Un rasgo propio de nuestros días es el deseo de vivir experiencias límite: lo vemos en algunos deportes de reciente creación, o simplemente en conductas cotidianas excesivamente arriesgadas. ¿A qué responde? Tengo para mí que es un rasgo –desgraciadamente muy mal encauzado con frecuencia- del deseo de absoluto que anida en el corazón humano.
Jesús -en el Evangelio de este domingo- viene a poner sentido y dirección a ese potente anhelo de infinito. Nos pide que amemos hasta el extremo. Ésa es la medida, no sólo con los amigos –que se da por supuesto- sino con nuestros mismísimos enemigos: pon la otra mejilla, sé generoso, haz el bien.

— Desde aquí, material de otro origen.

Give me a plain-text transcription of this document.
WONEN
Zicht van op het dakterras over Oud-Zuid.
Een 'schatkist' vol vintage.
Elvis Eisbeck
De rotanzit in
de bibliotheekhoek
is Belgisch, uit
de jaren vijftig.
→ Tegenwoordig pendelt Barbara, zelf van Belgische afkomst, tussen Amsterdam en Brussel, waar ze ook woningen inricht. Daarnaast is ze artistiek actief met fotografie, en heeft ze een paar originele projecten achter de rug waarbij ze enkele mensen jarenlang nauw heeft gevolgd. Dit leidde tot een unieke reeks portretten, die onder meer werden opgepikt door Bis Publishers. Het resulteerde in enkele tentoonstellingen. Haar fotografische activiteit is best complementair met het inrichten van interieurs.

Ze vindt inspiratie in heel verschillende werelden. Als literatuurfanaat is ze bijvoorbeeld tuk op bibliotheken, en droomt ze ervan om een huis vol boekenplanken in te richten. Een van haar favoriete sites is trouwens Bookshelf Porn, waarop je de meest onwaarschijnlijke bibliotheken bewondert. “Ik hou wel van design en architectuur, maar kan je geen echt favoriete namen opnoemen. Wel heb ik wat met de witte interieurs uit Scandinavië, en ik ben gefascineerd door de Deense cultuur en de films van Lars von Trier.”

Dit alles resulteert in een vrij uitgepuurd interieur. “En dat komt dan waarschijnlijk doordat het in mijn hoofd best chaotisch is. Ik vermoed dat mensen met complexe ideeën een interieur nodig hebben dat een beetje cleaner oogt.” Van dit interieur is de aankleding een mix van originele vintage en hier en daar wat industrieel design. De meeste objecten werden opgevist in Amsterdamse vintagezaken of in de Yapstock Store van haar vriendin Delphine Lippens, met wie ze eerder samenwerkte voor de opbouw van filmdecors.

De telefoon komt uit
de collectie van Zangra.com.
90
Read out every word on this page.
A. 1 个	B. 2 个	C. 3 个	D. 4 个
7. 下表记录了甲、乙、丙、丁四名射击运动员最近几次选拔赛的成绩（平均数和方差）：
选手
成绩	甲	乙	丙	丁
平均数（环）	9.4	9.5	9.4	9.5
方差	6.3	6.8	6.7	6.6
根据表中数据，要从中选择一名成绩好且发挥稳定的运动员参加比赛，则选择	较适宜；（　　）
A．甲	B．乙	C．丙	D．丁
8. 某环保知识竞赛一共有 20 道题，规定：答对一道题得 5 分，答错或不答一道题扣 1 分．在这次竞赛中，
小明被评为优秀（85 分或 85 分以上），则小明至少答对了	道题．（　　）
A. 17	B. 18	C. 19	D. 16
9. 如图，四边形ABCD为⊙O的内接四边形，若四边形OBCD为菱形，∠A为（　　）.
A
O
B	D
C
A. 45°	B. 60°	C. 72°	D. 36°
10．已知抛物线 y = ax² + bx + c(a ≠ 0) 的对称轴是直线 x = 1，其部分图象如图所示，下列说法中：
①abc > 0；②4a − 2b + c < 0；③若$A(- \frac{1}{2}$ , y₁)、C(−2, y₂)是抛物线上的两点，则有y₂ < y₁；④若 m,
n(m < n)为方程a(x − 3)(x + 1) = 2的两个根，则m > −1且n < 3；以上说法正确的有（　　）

El Señor tiene la osadía de lanzarnos a un perdón y a una benevolencia que superan lo humano a la vez que lo realizan. ¿Cómo es posible? El fragmento del Levítico que escucharemos en la primera lectura nos da la clave: “Seréis santos porque yo, el Señor, vuestro Dios, soy santo”. Es Él quien nos da la fuerza y el coraje para amar a nuestros enemigos y rezar por nuestros perseguidores. Y con ello nos da lo más grande: su misma vida. Ésta es la vocación de todo hombre, ser perfecto como el Padre, es decir, tener su Amor, su Misericordia, participar de su Gloria.
Nos parece inalcanzable e inconcebible. Sólo el testimonio de Cristo, y el de tantos cristianos a lo largo de la historia, nos convencen de que es posible vivir en el extremo. A él nos lleva el Espíritu Santo que habita en nosotros, que nos hace templos de Dios, nos dice san Pablo en la segunda lectura. Y concluye, como hacemos hoy nosotros, con la certeza de que todo es vuestro, vosotros de Cristo, y Cristo de Dios.
Feliz domingo.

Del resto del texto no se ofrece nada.